Even before he took an active role at the family winery, Peter Mondavi Sr. was working on ways to improve winemaking. In 1937, as a graduate student in enology at the University of California, Berkeley, he researched the cold fermentation of white wines.

Up to that time, white wines in California generally were fermented at comparably high temperatures, exposing them to the influence of oxygen and restricting their fruitiness. Mondavi's subsequent use of the technique and of sterile filtration at Charles Krug Winery so enhanced the cleanliness, clarity and crispness of California white wines that the methods quickly were emulated throughout the state's wine trade.

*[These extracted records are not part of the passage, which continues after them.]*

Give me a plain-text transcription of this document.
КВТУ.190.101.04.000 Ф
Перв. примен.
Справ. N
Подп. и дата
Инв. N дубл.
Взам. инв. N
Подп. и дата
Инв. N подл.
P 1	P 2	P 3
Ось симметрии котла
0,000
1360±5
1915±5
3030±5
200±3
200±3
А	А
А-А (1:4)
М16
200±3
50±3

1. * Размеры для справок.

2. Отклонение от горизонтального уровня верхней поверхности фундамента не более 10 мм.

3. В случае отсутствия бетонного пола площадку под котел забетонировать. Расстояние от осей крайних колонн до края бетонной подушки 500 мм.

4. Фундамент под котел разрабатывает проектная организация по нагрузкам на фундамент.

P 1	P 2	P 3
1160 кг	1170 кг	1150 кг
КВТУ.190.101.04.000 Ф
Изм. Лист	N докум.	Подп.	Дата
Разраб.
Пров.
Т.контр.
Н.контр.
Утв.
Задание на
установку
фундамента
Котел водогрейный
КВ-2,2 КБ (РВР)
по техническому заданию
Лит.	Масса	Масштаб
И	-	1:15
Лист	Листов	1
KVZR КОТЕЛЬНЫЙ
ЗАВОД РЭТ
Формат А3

For nearly seven decades Peter Mondavi Sr. has continued his experimental ways at Charles Krug Winery. He was the first to release chenin blanc as a varietal. He was the first to install glass-lined steel tanks, thereby better showcasing fruit, slowing maturation of wines and prolonging their lives. He was an early advocate of the centrifuge and of fermenting chardonnay in oak barrels.

But his most significant contribution likely was his early research and advocacy of the cold fermentation of white wines to preserve their freshness and varietal character. Stacy Clark was well acquainted with the techniques from her work at Pine Ridge Vineyards, where a fruity and sharp blend of chenin blanc and viognier is the winery's most celebrated white wine. (The chenin blanc, which constitutes most of the wine, is grown at Clarksburg in the Sacramento-San Joaquin River Delta.)

The sauvignon blanc is the first wine to be released from Charles Krug Winery's 150th anniversary vintage. So what has Stacy Clark's tasting group had to say of her first sauvignon blanc at Charles Krug Winery? For that, we'll have to wait a bit longer. "They haven't tasted it yet," she said.

Charles Krug Winery 2011 Napa Valley St. Helena Sauvignon Blanc

By the numbers:13.9 percent alcohol, 6,100 cases, $18.

Context: "At the moment, it's my house wine," said Stacy Clark. She especially likes it with melon wrapped in thin slices of prosciutto. Lemon chicken with capers and mushrooms; phyllo triangles filled with goat cheese seasoned with lemon zest; flatbread topped with feta cheese, olives, lemon and thyme; sautéed shrimp seasoned with Thai ingredients; and cracked crab, oysters and sushi are other possibilities.

Availability: Total Wine & More, BevMo and Rodney's in downtown Sacramento stock the wine. It's also available at the restaurants Florez Bar & Grill, Riverside Clubhouse and 4th Street Grille, and through the winery's website, www.charleskrug.com.

More information: The winery's tasting room, 2800 Main St., St. Helena, is open 10:30 a.m.-5 p.m. daily.

Editor's note: A photo caption has been changed to correctly identify Peter Mondavi Sr.